私はぼんやりと沈みつつある夕暮れを見ていた。
燃えるような赤い太陽が荒野に没する。
美しい景色だ……
■
日が没した頃、オッタルはさっぱりして帰ってきた。
「いやー、すごかったのだ。あの剣は見事だったでよ!
よければ、教えて欲しいのだ!」
あれは改造手術によって強化された腕力ありきのものなのだが……
さてどうしたものか。
それでも、技のいくらかは教えられるかも知れない。
「……それが恩返しになるのであれば、そうしよう」
「十分になるのだ!っていうか、この獣を狩っただけでもおつりが来るでよ!」
そう言うと、オッタルは少しの間だけ獣に祈り、それから獣を解体し始めた。
血なまぐさい臓腑に、いびつに癒着した機械。私の汚い中身そのものだ。
「その獣はどうするのかね?」
「んー、とりあえず金属部分だけでも取っていくでよ。
肉は臭くて毒があって食べられないから……
半分はコートマンが取るのだ。これは二人で倒した獲物だから、山分けなのだ」
オッタルのナイフ技術は見事なもので、あっという間にトゲをはぎ取り、刃を抜いていく。
そして、尻尾の部分の剣を大事そうに布に包み、しばしじっと見る。
「こっ、これは……これはコートマンが持つのだ……
一番大きな手柄はコートマンだでよ」
こちらに剣を差し出してくる。
それでも、その目線は剣をちらちらと見て、物欲しそうだ。
この剣を薄汚れた私が持っていてもどうしようもない。
それよりは、この純朴な少年の宝になった方が良いというものだ。
「いや、私には自前の剣がある。それに、その剣は君に丁度良い長さだ。
君が受け取って欲しい。心苦しいなら、宿代と命を助けてくれた恩の対価と思いたまえ」
「えっ。ええー……いいのか?本当にいいのか?……じゃあ、もらっちゃうのだ!ありがとうなのだ!」
困った様子だが、口角がにやついている。
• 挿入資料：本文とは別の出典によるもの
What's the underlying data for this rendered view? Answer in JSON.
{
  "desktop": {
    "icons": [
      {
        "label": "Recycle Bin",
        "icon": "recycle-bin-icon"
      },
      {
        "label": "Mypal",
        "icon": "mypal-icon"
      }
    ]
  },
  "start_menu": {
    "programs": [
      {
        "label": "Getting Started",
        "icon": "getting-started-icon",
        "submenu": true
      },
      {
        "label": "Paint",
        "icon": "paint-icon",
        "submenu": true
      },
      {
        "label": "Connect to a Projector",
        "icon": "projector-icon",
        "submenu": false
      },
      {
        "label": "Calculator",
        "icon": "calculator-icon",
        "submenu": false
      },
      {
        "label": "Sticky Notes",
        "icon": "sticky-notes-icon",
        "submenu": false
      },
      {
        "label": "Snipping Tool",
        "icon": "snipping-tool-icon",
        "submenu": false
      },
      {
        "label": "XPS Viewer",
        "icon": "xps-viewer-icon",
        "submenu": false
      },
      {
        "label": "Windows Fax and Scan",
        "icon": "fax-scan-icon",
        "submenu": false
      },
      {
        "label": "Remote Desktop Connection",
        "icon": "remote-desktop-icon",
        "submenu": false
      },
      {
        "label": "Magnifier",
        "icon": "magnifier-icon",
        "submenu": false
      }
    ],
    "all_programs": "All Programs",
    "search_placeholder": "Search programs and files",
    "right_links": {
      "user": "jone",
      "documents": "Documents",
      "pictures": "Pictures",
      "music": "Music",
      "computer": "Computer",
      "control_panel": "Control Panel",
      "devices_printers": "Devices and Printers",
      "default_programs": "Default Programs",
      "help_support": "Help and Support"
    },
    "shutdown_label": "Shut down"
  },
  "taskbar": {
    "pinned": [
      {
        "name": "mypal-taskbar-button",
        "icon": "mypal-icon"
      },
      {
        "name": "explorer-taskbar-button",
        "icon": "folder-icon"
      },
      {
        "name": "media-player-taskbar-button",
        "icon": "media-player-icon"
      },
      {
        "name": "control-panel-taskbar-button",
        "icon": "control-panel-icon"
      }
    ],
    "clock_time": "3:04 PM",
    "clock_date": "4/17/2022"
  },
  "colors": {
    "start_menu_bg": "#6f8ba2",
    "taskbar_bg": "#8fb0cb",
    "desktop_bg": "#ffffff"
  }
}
本当にうれしそうだ。
それだけ喜んでくれたら、こちらもうれしくなるというものだ。
それで、罪が何か軽くなるわけでもないけど。
「ああ、構わないとも。それだけのことを君はしてくれたのだ」
そうして全ての金属を布に包み、オッタルは飛び跳ねんばかりに喜んで家路へと急ぐ。
「……これは、いいのかね?」
私は、忘れ去られた獲物、ハクガンを持ってそれを追った。
ともかく、私は知らねばならない。あの後ヤハガムがどうなったのか。
あの都の遺産が悪用されていないか、この獣のような私の罪が他にもないか。
それはまず、この少年に街までの道を聞かねばなるまい。